Acute supplementation of caffeine and its effects can be seen from two different points: contribution to a suggestive increase of insulin release and BG control. However, it may have an adverse effect, it may have peaks of glucose uptake and cause hypoglycemia 20 - 22 , 24; whereas, the effects of administering caffeine on glucose homeostasis are not clear. In the present study, administering 1.5 mg/kg caffeine during 40 min of exercise contributed to maintenance of BG levels at ~140 mg/dL. It has been proposed that during exercise these diabetic patients need adequate BG maintenance at approximately 100 mg/dL 17 , 26.

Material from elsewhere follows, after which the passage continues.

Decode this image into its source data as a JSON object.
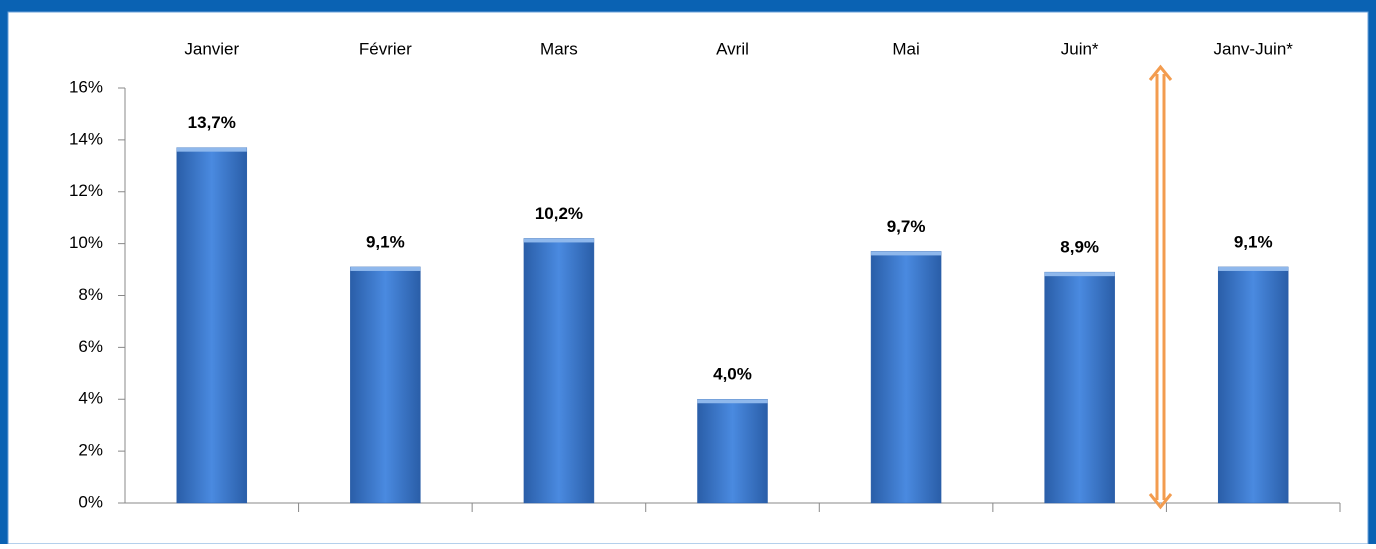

Van Nieuwenhoven et al. 27, showed that consumption of 1.4 mg/kg of caffeine and 45 g of glucose administered for 90 min of exercise at 70% of maximal power output (Wmax) resulted in a significant increase of 23% in intestinal absorption of glucose consumption compared with glucose alone. According to the authors, caffeine could influence the activity of glucose transporters in the digestive system increasing BG. In the present study, intake of caffeine associated with CHO bear no difference in BG compared to intake of CHO alone, maybe due to the effect of caffeine on intestinal absorption of glucose, keeping BG to the Caffeine + CHO group the same as supplementation with CHO alone. Yeo et al. 28, demonstrated in their study that no difference in BG concentration was noted during exercise with carbohydrate intake associated to caffeine compared to treatment with carbohydrates.
In relation to chronic use, Conde et al. 29, concluded that long-term caffeine intake (1 g/L) prevented development of insulin resistance by elevated blood insulin and lower blood glucose in diabetic rats.
A study by Noordzij et al. 30, revealed that the influence of caffeine on cardiovascular stimulation is directly related to the amount of caffeine consumed. The effect of caffeine on cardiovascular responses is due to the classic effect of caffeine on increased release of catecholamines, which directly influence the sympathetic nervous system and the consequent increase in blood pressure 31. In this study, no significant difference was observed among the groups possibly related to the dosage of 1.4 mg/kg of caffeine.
Thereby, the results showed in this study pilot, that acute caffeine ingestion in low doses prior to exercise could amplify the peripheral glucose uptake and consumption during aerobic exercise.
This work was supported by the Brazilian agencies: CNPq, National Council for Science and Technology and FA, Araucária Foundation from Paraná State. There is no potential conflict of interest.